Her neyse açıkçası herkes gibi (taksi şoförleri bile “nasıl oldu” diye soruyor) ben de Cumhurbaşkanı Gül’e birdenbire İngiltere’nin Chatham House isimli önemli düşünce kuruluşundan verilen ödüle şaşırdım, demek Cumhurbaşkanı Gül bizlerin duymadığı bir takım büyük işler yapmış olmalı ki diğer ülke liderlerini “devlet adamlığı”nda geçerek “2010 Devlet Adamı” ödülünü kazandı diye düşünüyor insan. Merak ediyor, öğrenip gurur duymak istiyor.
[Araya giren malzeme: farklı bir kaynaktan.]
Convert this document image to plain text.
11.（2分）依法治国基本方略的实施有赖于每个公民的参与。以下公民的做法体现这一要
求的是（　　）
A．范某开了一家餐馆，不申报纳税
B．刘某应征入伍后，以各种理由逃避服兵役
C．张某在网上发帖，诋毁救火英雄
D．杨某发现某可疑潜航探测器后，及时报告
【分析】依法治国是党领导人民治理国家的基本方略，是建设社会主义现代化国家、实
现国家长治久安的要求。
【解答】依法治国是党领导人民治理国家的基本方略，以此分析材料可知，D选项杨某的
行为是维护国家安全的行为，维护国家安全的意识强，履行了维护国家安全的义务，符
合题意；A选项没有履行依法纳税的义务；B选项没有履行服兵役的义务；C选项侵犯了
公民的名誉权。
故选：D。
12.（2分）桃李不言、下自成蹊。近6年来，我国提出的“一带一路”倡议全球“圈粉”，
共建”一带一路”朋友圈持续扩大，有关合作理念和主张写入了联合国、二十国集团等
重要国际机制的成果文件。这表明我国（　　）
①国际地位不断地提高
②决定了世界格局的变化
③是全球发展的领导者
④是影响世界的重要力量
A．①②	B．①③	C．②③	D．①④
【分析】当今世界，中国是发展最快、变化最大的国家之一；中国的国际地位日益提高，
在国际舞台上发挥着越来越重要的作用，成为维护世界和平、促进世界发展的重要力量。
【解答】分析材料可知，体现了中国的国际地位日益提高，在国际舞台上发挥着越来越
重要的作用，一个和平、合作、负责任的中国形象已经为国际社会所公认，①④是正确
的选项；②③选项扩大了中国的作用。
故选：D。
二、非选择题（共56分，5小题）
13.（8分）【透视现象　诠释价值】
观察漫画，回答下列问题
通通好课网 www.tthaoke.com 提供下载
Ve sonunda, küçük bir haber olarak verilen velakin merakımı gideren önemli bir haberi gördüm gazetede: Akbank Yönetim Kurulu Başkanı Suzan Sabancı Dinçer iki yıl önce girdiği Chatham House Mütevelli Heyetine “Gül’ü seçmelerini” kendisi önermiş ve sonra da seçildiği için gurur duymuş. Tabii ki bu ülkelerin tercihlerinde kendi plan ve projeleri, yaptırmak istedikleri şeyler, Türkiye’ye gelecekte “kankaları ABD ile birlikte vermek istedikleri şekil” gibi nedenler rol oynuyor, kendi çıkarları olmadan günahlarını bile vermiyorlar (bakınız AB üyeliği meselesi) ama yine de böyle bir ödülün verilmesinde Suzan Sabancı Dinçer’in rol oynamış olması güzel bir şey, bu nedenle Cumhurbaşkanı Gül ile birlikte o da kutlanmayı hak ediyor, az başarı değil doğrusu.